David Szalay has won the 2025 Booker Prize for Flesh, which PW’s review called a “heartbreaking and revelatory portrait of a taciturn Hungarian man who serially attempts to build a new life after his traumatic adolescence.”

The book is the sixth work of fiction by Szalay, who was previously shortlisted for the Booker Prize in 2016 for All That Man Is, published by Graywolf. Flesh is Szalay’s second novel to be published in the U.S. by Scribner, after 2021’s Turbulence. Szalay, the first Hungarian-British author to win the prize, was joined on the 2025 shortlist by Americans Susan Choi, Katie Kitamura, and Ben Markovits, as well as Kiran Desai and Andrew Miller.

Flesh is a disquisition on the art of being alive, and all the affliction that comes along with it,” the Booker Prize judges wrote in their citation. “The emotional detachment of the main character, István, is sustained by the tremendous movement of the plot. The pace of this novel speaks to one of the greater themes; the detachment of our bodies from our decisions.”

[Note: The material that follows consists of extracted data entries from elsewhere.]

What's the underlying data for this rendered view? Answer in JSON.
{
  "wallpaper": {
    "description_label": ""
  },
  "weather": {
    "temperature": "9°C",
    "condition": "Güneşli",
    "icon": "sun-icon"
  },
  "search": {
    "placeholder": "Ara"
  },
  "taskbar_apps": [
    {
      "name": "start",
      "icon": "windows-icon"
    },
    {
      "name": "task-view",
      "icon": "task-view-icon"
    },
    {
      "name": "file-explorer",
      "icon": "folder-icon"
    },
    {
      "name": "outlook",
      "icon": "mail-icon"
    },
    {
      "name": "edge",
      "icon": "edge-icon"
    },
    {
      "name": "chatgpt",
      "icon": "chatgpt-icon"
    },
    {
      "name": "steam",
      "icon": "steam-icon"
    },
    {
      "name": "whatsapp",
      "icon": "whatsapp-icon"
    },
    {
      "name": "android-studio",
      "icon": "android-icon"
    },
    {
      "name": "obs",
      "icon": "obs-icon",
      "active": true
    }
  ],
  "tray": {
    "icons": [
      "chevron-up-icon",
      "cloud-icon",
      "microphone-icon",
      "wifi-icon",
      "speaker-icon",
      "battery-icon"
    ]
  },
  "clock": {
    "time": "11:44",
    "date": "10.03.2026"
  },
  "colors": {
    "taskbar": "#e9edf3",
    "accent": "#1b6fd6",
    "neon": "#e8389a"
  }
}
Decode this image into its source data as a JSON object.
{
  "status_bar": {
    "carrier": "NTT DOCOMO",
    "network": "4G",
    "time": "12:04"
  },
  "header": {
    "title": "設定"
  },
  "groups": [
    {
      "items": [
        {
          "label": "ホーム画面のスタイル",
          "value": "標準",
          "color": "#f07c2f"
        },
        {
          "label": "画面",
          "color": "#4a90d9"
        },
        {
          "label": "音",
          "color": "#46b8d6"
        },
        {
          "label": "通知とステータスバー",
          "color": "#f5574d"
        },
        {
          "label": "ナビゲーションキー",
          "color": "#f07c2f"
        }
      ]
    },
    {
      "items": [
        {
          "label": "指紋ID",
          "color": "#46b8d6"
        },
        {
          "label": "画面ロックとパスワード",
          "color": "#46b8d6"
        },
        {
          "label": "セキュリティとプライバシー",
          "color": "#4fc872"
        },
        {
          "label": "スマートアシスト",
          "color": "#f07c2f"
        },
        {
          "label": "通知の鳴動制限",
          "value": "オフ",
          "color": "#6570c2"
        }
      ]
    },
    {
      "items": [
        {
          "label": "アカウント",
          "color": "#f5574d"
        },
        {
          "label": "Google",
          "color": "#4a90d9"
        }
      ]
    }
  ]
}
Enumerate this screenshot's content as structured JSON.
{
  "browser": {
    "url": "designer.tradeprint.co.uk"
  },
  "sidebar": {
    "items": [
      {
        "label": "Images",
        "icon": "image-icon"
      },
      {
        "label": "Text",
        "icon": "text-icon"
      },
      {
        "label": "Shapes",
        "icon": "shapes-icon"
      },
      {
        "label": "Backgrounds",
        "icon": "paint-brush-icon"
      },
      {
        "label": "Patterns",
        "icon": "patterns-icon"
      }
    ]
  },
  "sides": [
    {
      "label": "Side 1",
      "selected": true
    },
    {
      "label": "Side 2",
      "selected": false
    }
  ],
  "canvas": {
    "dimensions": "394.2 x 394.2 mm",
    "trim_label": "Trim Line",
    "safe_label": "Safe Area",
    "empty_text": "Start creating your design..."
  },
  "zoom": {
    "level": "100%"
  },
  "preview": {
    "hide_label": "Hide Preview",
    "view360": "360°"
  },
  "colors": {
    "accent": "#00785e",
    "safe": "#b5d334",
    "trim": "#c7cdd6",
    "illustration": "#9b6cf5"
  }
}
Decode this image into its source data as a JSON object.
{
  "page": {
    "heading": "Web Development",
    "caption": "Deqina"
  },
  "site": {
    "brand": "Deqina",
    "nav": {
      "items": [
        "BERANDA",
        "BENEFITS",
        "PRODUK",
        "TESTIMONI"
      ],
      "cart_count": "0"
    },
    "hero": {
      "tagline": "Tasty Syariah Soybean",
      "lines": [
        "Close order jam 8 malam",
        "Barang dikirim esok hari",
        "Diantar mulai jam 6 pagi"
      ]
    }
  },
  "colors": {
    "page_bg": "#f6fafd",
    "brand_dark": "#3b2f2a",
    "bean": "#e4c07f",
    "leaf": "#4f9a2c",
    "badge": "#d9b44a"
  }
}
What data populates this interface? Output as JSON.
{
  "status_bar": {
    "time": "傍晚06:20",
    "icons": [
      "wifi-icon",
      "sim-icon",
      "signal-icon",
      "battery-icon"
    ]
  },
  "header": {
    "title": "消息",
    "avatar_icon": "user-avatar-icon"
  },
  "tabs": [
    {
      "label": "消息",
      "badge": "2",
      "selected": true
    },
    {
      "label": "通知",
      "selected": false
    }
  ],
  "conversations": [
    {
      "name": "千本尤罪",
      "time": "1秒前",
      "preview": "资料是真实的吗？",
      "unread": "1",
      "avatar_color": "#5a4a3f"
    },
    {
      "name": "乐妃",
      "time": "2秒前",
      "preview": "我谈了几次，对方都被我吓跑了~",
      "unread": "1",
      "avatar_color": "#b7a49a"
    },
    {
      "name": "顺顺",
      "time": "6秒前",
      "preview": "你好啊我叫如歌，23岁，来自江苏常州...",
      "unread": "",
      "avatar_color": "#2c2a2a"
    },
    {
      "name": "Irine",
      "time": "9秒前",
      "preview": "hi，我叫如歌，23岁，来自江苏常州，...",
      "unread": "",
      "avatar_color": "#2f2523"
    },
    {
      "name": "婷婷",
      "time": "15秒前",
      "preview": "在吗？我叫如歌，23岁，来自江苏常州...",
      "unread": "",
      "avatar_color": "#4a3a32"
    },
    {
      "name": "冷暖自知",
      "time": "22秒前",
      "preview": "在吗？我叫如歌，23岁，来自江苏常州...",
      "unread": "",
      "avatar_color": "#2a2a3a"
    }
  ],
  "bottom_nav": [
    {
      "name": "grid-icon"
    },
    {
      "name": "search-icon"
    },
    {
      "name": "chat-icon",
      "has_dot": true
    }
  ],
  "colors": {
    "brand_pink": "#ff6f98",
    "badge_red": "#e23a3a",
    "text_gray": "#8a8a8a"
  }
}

Szalay was presented with the Booker trophy and £50,000 by last year’s winner, Samantha Harvey, at a ceremony held November 10 at Old Billingsgate in London.

“The judges discussed the six books on the shortlist for more than five hours,” said Roddy Doyle, chair of the Booker judges, in a statement. “The book we kept coming back to, the one that stood out from the other great novels, was Flesh—because of its singularity. We had never read anything quite like it.”

In an interview published by the Booker Prizes following the announcement of this year’s longlist, Szalay said that the book emerged from a desire to “write about life as a physical experience, about what it’s like to be a living body in the world—whatever divides us, we all share that.”